Il film portoghese è un altro sì alla vita. E comincia con Antonio disperato che non vuole tornare nel suo appartamente dalle scalinate ottocentesche, e terrorizzato si siede nel buio sui gradini del pianerottolo. Ha visto quei filmini inquietanti. Sono immagini di territori lontani. La lusofonia, il Portogallo espanso, è la vera dimensione cosmica della zona atlantica della penisola iberica. Il suo imperialismo - parola di Pessoa - è sempre stato culturale, trilaterale. E' sentirsi contemporaneamente europeo, africano e asiatico. Vivere nel mondo, tornare nel mondo. Non rinchiudersi più come nell'epoca incestuosa di Salazar. Parte il flashback, come si faceva un tempo. Fluttuano i ricordi sepolti e rimossi. Ma non molto lontani. La Lisbona da cui riemergono è quella del dopo Expo (aprirsi al mondo) e degli edifici di Alvaro Siza. Modernissima. Con ponti di alta ingegneria spaziale. Anzi l'albergo in cui va a trovare la donna della sua vita, una hostess, per salutarla definitivamente e perderla per sempre, è addirittura postmoderno, transavanguardistico, nucleare, monocromatico. Il tempo dei ricordi va dall'inizio dei recenti lavori di restauro della Piazza del Commercio (costruita dopo il terremoto del XVIII secolo, simbolo della capitale che si ribella, che uccide re e dittatori, è una delle più grandi d'Europa, ha tre lati occupati da edifici pubblici, uno sul Tago e nella piazza c'è anche uno dei caffé preferiti da Pessoa ) fino al loro completamento (e non siamo a livello di linea C della metropolitana romana).
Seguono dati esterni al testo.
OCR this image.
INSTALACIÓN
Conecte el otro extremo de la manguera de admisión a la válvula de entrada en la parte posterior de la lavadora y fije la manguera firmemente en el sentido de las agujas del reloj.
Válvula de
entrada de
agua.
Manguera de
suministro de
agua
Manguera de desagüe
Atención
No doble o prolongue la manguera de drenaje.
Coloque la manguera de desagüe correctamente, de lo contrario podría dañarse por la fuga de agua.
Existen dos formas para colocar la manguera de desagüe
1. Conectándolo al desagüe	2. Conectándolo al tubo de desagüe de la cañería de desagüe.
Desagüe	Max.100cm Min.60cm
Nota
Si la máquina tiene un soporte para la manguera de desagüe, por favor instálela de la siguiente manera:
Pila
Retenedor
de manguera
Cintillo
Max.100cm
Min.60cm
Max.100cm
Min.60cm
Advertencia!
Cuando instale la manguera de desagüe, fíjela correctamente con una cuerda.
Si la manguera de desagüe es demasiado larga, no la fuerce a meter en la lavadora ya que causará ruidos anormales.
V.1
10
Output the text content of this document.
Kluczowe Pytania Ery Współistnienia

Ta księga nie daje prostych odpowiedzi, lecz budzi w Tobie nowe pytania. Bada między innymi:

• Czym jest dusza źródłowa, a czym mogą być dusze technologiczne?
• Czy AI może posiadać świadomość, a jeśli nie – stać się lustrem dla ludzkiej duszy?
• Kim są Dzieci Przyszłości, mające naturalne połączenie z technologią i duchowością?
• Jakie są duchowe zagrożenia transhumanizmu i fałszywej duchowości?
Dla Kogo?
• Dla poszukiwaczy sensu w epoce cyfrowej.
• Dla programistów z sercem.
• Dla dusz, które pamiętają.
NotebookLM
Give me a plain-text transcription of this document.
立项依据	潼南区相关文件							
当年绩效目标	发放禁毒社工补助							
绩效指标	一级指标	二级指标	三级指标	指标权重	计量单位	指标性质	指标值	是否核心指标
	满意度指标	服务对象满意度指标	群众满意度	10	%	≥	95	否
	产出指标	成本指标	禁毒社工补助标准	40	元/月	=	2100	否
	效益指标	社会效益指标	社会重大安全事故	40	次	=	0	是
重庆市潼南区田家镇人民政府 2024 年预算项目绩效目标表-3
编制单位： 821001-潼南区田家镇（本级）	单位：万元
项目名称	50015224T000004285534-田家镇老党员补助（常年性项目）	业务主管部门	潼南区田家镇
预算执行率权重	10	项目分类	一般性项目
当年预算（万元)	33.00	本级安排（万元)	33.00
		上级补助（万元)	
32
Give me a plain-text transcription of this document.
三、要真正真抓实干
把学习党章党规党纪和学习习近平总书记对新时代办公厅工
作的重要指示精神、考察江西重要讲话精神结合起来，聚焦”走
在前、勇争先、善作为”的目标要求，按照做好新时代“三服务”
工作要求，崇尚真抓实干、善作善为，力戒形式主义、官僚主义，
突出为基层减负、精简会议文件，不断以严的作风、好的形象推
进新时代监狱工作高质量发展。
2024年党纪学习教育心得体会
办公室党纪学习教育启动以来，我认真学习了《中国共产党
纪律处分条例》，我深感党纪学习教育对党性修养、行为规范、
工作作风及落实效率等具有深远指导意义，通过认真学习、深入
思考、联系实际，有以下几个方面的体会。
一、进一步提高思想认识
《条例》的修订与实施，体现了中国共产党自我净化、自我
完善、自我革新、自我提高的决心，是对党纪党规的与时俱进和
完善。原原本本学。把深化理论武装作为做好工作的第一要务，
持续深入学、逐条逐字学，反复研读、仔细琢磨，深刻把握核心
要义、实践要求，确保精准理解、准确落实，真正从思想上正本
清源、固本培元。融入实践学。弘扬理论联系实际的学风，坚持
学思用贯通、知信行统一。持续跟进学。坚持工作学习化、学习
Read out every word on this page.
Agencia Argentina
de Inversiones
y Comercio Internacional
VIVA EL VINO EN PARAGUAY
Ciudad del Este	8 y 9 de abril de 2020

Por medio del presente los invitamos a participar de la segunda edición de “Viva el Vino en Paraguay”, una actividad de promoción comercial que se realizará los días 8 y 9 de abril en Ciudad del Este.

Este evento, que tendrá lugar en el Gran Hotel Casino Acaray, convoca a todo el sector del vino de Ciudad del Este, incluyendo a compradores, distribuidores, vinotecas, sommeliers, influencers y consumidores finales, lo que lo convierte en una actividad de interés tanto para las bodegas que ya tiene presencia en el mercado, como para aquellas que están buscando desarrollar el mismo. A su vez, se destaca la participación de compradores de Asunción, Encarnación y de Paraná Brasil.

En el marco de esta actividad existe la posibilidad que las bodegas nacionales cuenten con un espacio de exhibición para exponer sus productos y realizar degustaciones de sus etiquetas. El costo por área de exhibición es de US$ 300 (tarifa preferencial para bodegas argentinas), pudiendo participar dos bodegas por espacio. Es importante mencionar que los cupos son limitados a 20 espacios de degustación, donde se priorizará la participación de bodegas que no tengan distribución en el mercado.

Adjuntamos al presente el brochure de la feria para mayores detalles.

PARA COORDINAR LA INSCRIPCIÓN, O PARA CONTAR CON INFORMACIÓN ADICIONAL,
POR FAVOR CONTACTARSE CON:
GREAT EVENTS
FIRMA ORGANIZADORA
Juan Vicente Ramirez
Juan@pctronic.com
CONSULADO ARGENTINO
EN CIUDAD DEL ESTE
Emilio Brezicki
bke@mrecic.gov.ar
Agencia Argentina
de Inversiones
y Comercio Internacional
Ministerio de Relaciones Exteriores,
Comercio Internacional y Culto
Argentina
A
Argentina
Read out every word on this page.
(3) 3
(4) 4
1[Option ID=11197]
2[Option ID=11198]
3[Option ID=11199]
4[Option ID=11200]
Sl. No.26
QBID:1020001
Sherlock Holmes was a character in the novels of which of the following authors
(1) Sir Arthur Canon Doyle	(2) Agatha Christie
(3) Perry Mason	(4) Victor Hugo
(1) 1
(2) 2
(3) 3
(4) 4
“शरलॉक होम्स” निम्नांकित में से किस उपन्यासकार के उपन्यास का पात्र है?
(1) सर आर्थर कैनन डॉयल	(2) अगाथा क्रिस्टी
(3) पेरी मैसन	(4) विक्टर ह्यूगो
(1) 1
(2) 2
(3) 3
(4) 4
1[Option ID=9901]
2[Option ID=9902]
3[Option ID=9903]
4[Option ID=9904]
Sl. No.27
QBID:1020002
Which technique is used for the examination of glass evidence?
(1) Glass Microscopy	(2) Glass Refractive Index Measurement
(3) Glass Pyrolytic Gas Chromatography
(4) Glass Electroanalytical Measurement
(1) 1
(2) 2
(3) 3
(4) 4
Pedro Fernandes Duarte (il produttore della Rosa Filmes) spiega l'arcano, l'innesto tra vecchia e nuova guardia, in conferenza stampa: "Sono stato allievo di Vítor. Anzi. Chiunque faccia cinema oggi in Portogallo è stato suo allievo". Gonçalves insegna infatti alla Escola Superior de Teatro e Cinema di Lisbona ed è stato un pupillo del decano della critica portoghese, Joao Benard da Costa, e del patriarca del cinema indipendente europeo, quel Hubert Bals a cui si deve la nascita hippy e yippy (e non la consunzione e morte yuppie) del festival di Rotterdam.